最近の二人可笑しいし、なんかあったでしょ!」
だが、バンド仲間として雫と拓人の様子が可笑しいと気づいていた紗英がココで声を上げた。少なくとも雫と拓人の間に何かあったと紗英は踏んでいたのだ。
「ほらほら、私に話してみなさいって
一人で抱え込むより絶対いいよ」
ねぇ?っと、覗き込むのは心配そうな紗英の顔。犬のようにシュンとしている紗英を見て雫は心が痛んだ。自分のせいで周囲にまで迷惑をかけていると。
「ほらほら!冴えない顔してないでさ!」
「……紗英」
「もっと甘えてほしいなぁって…思ってたりするんだよね」
「じゃ、甘えようかな」
紗英の優しさが染み渡った雫は頬を緩ました。そしてゆっくり、ゆっくりとココ最近あった話しを話し始めるのだった。それを黙って聞いていた紗英は、この短期間の怒涛の展開に内心驚いていた。だって誰もこんな展開なんて予想できるはずがない。拓斗が告白するのは秒読みだろうと捉えていたが、雫が想っているのは腐れ縁の彼。だが、当の本人は雫のことを友達として思っていた。
……すごい三角関係だ
「でもさ、雫だめじゃない」
「えっ!?!?」
「その黒尾くんの返事聞いてないじゃない」
紗英は驚きながらも、雫の行動を指摘する。
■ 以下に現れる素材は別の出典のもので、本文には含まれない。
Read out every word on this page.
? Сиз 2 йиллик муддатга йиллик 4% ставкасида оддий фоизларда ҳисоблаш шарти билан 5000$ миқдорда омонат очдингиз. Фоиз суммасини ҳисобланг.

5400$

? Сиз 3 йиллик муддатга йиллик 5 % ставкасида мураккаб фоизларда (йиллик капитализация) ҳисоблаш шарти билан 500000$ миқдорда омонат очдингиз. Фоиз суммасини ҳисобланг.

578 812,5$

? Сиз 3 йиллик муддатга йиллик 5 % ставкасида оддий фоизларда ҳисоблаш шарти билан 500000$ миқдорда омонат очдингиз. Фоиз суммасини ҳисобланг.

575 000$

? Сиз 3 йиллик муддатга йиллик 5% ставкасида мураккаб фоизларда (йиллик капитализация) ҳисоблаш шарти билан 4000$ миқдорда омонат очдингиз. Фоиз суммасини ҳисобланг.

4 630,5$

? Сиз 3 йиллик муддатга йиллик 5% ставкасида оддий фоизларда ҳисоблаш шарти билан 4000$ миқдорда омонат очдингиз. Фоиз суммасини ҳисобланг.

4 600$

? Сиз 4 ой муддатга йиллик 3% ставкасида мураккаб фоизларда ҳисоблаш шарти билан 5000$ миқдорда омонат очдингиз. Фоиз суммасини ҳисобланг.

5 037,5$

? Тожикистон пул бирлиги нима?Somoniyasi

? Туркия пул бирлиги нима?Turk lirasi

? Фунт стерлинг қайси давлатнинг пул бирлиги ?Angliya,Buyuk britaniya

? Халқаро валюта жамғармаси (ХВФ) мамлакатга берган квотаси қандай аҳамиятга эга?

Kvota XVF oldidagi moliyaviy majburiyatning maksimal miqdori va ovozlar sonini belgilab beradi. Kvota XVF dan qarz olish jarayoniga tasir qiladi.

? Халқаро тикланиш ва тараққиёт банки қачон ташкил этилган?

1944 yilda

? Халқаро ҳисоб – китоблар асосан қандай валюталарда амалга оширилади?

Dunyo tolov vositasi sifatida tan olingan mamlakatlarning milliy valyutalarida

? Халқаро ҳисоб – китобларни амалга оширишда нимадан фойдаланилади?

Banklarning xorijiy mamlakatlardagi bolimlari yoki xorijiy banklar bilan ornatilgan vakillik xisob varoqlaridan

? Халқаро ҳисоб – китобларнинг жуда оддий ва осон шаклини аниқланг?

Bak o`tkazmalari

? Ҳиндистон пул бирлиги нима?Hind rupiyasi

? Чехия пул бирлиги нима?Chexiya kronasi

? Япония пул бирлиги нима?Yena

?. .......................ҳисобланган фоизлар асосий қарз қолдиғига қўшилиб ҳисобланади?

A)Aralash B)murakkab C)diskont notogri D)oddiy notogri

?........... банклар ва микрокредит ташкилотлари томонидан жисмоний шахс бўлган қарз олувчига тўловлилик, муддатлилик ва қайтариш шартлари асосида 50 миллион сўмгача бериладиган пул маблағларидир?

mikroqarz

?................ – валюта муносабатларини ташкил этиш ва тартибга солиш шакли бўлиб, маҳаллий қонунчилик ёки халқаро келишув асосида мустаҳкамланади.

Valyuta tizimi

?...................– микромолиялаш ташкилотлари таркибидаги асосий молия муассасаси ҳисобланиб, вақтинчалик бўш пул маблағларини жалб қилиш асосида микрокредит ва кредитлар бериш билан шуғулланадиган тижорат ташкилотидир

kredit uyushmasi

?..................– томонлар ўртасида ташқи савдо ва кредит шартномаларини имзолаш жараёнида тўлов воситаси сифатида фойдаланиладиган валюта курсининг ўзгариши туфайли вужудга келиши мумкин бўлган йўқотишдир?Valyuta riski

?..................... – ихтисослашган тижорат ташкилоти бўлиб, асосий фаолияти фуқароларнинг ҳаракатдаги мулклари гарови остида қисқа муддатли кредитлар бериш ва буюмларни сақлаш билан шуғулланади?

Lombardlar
確かに雫からしたらショックだったかもしれない。それでも受け止めることも必要だ。
「ウッ…でも」
聞いたって結果は同じじゃん
聞きたくなくて逃げてしまった雫は紗英を視線を合わせられずそっぽを向いた。だが、逃げては駄目だと紗英は無理やり彼女の顔を見た。紗英の黒曜石のように光る瞳に雫は吸い込まれるような感覚を覚えた。
「好きなんでしょ」
「………うん」
「じゃあ諦めても逃げても駄目」
有無を言わせない、紗英は少し強い口調で雫に言い聞かせた。そして、空気を和まそうと紗英は少しおどけてみせるのだった。
「結果なんて聞かないとわかんないでしょ。それにただ気づいてないだけかもしれないしね」
紗英は昔の自分を思い浮かべていた。友達、幼馴染…。距離が近ければ近いほど関係性がわからないものなのだから。
「……紗英は、そうだったの??」
「アハハ…まぁーね」
紗英は苦笑いを浮かべた。
「私ね、和真のことずっと幼馴染だと思ってた」
お隣同士のご近所付き合い。窓を開ければすぐに部屋の移動は可能だった。気づけば隣にはいつも和真がいた。だからこそ、和真に告白されたときは本当に驚いた。そこからようやく、和真との関係性について真剣に考え始めたのだ。だからこそ、雫に言えることが紗英にはある。
「距離が近いほどさ、わかんないんだよ
相手のことをどう思っているかなんてさ
んで、真剣に考え始めてようやく気づくんだよ。」
「……紗英は気づいたんだ」
「すっごく時間貰ったし、迷惑かけちゃったけどね」
アハハと笑いながら紗英はそう締めくくった。凄く遠回りしたけど、気づいてよかったと思っている。今が最高に幸せなのだから。
「恋って難しい…」
「難しいね。でもしょうがないよ
相手の気持ちなんて言葉にしないと伝わらないし、わからないんだからさ」
「ありがと、紗英
ちょっと勇気出た」
「当日、ちゃんと渡すんだよ」
紗英はもうひと押しと雫の背を強く叩いた。どうか、彼女の片思いが報われるように…と願いを込めて。